Александр Синдаловский
Юле Крайнер посвящается.       

        В просвещенном XXI веке Марина Цветаева никогда бы не засунула голову в петлю: петля не поднялась бы выше плеч и не достигла бы горла – скорее всего, она осталась бы на уровне талии, где ее можно легко перепутать с поясом...
        Марина Ивановна повесилась в темную эпоху вернувшегося средневековья («История повторяется дважды – один раз в виде трагедии, второй раз в виде фарса», – оптимистично заметил Гегель, явно недооценив способность истории к Ницшеанскому вечному возвращению и ее умение превосходить саму себя в трагедийном жанре...) В середине того же злосчастного века, ее упекли бы в психушку с универсальным диагнозом «шизофрения»: с глаз долой, из сердца вон. А в нашем веке Марина Ивановна прошла бы стандартный курс психотерапии, испытанный многими и доказавший свою эффективность.
         Родные и друзья объяснили бы ей то, о чем бы она прекрасно догадывалась сама: что ее метания – вовсе не метафизический конфликт души и тела (невмещаемость и несовместимость непомерно развитой души с хрупким бренным сосудом – до смерти требующим заполнить себя наслаждениями, которые так легко перепутать с криком души быть понятой, любимой и согретой), а болезнь тела (точнее, психики, частью которого она является) – прозаический физический недуг. И что он называется маниакально-депрессивным психозом. Нет, так обидно и путано (со зловещей  отсылкой к плачевной альтернативе Сциллы и Харибды) он назывался раньше, в варварский XX век, а сейчас его именуют безобидно и уважительно (отдавая дань структуралистам, впервые заговорившим о важности полюсов для понимания изучаемого явления) – биполярным расстройством. И что этим душевным расстройством страдали многие талантливые и даже гениальные люди, примером чему она сама – Марина Ивановна. Ну, а как иначе: чтобы сделать «солнышко», качели должны раскачаться – туда-сюда, туда-сюда, сильнее и выше – все дальше туда, и все ближе сюда, и, как апофеоз, уже не туда и не сюда, а только вперед – по кругу. И что родные и близкие больше не могут молча и безучастно наблюдать за тем, как всё возрастающие по амплитуде колебания готовы унести дорогого им человека – жену, мать, подругу и любовницу.
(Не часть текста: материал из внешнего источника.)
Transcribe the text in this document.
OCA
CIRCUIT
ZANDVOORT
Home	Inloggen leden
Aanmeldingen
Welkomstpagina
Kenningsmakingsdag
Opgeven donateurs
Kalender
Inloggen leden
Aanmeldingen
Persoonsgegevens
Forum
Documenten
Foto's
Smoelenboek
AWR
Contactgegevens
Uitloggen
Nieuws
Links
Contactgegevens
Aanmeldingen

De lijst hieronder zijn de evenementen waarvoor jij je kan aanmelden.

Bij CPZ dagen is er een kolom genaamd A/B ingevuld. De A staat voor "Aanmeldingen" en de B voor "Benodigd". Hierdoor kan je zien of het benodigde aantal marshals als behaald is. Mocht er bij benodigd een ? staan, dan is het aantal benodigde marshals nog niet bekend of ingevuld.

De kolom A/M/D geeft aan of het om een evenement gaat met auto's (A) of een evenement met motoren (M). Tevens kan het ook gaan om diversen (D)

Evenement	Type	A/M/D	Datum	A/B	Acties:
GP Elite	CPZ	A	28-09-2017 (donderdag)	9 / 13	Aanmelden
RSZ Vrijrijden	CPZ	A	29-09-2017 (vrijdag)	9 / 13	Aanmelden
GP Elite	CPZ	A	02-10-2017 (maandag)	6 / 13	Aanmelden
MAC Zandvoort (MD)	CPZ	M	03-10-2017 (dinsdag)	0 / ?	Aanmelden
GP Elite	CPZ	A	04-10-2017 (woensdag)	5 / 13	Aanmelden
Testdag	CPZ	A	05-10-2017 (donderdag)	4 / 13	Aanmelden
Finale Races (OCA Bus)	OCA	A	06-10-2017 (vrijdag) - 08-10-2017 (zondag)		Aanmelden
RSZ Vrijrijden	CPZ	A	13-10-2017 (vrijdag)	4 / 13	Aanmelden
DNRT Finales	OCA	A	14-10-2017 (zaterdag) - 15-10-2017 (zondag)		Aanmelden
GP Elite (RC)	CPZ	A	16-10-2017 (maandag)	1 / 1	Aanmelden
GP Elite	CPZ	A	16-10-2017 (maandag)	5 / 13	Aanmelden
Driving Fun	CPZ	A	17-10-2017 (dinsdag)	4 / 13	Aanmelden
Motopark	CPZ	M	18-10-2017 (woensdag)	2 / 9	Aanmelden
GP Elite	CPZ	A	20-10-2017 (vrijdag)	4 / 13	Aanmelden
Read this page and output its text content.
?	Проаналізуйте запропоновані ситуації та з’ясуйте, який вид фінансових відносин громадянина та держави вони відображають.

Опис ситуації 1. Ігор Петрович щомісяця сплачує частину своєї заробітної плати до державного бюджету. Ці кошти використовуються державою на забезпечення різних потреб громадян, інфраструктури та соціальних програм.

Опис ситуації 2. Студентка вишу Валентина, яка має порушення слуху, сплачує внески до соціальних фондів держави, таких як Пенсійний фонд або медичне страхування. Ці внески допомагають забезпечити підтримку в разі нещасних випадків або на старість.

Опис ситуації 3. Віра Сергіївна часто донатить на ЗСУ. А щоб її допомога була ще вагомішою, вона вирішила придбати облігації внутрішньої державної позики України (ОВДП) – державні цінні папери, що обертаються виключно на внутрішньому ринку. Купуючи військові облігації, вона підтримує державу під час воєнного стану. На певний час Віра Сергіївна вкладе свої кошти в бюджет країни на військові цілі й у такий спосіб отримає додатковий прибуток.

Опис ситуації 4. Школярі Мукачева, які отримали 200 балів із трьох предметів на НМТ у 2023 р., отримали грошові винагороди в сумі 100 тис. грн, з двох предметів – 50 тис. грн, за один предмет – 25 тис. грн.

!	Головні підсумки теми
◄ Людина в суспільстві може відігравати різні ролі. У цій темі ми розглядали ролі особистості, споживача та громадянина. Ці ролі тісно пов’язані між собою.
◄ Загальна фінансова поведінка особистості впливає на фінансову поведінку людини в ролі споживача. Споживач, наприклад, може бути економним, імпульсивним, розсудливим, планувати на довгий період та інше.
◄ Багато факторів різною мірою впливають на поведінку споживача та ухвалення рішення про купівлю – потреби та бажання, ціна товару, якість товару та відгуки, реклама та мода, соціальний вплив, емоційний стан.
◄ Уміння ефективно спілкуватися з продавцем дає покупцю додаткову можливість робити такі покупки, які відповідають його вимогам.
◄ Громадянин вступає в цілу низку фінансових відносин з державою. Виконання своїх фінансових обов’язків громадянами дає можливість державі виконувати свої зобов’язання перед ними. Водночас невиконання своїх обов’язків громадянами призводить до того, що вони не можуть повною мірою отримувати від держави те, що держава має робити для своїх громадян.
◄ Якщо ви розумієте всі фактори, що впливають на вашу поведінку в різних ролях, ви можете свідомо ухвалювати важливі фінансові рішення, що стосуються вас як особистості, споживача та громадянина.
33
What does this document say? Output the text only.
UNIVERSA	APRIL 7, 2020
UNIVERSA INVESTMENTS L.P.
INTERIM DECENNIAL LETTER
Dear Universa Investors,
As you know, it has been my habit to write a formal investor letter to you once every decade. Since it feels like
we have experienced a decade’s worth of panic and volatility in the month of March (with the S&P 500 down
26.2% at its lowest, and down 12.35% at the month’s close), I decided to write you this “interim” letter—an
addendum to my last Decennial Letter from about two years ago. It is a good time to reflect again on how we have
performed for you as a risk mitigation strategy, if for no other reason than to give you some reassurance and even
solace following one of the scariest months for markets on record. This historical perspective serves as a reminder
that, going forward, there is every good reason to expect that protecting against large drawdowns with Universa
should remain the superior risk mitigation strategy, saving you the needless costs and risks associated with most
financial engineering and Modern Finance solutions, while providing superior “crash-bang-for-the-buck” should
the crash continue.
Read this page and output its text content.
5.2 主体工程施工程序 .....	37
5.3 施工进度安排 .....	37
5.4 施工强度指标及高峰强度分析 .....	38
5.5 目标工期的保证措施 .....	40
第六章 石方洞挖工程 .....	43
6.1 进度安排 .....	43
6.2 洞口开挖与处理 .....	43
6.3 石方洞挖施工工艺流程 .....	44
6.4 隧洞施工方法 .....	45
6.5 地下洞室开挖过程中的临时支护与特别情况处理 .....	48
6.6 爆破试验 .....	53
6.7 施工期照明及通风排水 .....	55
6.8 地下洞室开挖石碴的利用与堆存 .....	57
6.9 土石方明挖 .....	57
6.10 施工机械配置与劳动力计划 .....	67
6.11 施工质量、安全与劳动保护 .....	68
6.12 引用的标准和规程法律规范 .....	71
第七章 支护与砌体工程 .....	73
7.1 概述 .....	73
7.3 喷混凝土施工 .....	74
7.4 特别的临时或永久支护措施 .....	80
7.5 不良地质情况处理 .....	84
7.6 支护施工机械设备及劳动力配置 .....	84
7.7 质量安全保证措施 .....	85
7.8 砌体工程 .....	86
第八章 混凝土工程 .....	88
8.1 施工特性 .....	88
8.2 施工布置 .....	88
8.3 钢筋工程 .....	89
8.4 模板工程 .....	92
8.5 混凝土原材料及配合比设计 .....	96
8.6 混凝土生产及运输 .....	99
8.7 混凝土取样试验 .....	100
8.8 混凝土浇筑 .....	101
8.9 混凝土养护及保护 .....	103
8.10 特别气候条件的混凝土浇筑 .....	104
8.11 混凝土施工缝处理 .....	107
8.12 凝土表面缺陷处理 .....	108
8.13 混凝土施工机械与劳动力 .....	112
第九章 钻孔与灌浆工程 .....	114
        Марина позволила бы себя убедить, хотя любила спорить и терпеть не могла соглашаться – в первую очередь потому, что сама устала стучаться в закрытые двери и лбом – о стену плачу, в которой эти двери были зачем-то (в каком наивном порыве к всеобщему братству?) проделаны, но впоследствии (по отрезвлении) надежно заперты. И тут следует отметить, что в наш просвещенный и прогрессивный век, неутомимо стремящийся к оптимизации средств коммуникаций, дверей как таковых стало гораздо меньше, а запертых, напротив, – больше. И что каждому отводилась его собственная дверь, из которой он мог свободно выходить, чтобы потом беспрепятственно возвращаться, а соваться в двери чужих квартир было глупо, невежливо и каралось по всей строгости закона.
        Марина Ивановна посетила бы психотерапевта дважды. В ходе первой сессии, он бы внимательно слушал поэтессу и делал пометки на лаптопе. В самом начале он бы обязательно спросил:
        «Чего вы ожидаете от курса лечения?»
        Этот вопрос поставил бы Цветаеву в тупик. Она заикнулась бы о душевной боли, но тут же осеклась, потому что верила, что без внутреннего дискомфорта невозможно творчество, ради которого она жила.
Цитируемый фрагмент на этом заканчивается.